Culprit: layout thrash
getBoundingClientRect/offsetTop in a loop after a write forces sync layout each iteration. Batch reads then writes.
Culprit: filter input itself
Controlled input re-renders the whole tree on every keystroke. Local-state the input, sync to global on debounce.
Step 4 — fix from the top of the cost stack
Profile shows where the time is. Fix the biggest line first — premature micro-optimizations are wasted effort.
Step 5 — verify
Re-profile after each change. Don't ship a "performance fix" without numbers proving it helped.
Step 6 — long-term hygiene
- Budget perf in CI — Lighthouse CI / size-limit.
- Track INP in RUM — surfaces real-user slowness.
- Document the dashboard's load-time budgets so future features know the constraints.
Interview framing
"First, I don't guess — I profile. React DevTools Profiler shows which components rendered and why; Chrome Performance shows main-thread time and layout.

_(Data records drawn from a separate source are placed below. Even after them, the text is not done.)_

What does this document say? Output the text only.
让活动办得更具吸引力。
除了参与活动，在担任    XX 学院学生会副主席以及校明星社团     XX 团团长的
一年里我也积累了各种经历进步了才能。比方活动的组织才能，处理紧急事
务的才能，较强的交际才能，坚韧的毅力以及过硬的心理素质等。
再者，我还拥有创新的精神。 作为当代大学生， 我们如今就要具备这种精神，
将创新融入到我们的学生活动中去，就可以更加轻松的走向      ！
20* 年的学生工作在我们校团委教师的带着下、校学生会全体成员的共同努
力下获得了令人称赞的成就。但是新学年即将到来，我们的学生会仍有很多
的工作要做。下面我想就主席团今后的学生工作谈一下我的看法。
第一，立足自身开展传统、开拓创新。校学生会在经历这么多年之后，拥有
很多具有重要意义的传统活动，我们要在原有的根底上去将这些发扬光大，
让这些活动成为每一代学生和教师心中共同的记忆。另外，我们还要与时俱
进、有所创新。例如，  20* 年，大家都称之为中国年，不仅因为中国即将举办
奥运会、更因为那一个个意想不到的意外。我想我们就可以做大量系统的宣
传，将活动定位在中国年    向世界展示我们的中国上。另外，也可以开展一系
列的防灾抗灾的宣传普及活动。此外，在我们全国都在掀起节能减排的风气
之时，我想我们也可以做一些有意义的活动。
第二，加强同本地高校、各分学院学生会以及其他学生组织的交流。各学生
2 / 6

From there the culprit is usually one of: derived data recomputed every render (fix with useMemo), memoized children re-rendering because props aren't referentially stable, heavy compute on the main thread (move to a worker), a huge list rendered without virtualization, or refetching the entire dataset per filter change. I'd debounce the filter input, cache by filter combination, and prefer server-side filtering. Then fix the biggest item, re-profile, repeat — and protect the gain with a perf budget so it doesn't regress."
Follow-up questions
- •Walk through using the React DevTools Profiler on this.
- •When do you move compute to a worker vs memoize it?
- •Why might React.memo not help on a child?
- •How do you protect a perf fix from regressing?
Common mistakes
- •Guessing the bottleneck and adding useMemo everywhere.
- •Memoizing children whose props are fresh references every render.
- •Not virtualizing 5000-row tables.
- •Heavy compute on the main thread blocking input.
- •No perf budget — gains regress within a quarter.
Performance considerations
- •The whole topic. INP / TBT / main-thread time are the metrics. Cache, memoize, virtualize, worker — in that order of usual impact.
Edge cases
- •Slow on low-end mobile only.
- •Slow only after some interaction (memory leak?).
- •Slow only with specific filter combinations (specific data shape).
Real-world examples
- •Analytics dashboards (Mixpanel, Amplitude, Datadog) — heavy lists + charts + filters.
- •Admin panels with large data tables.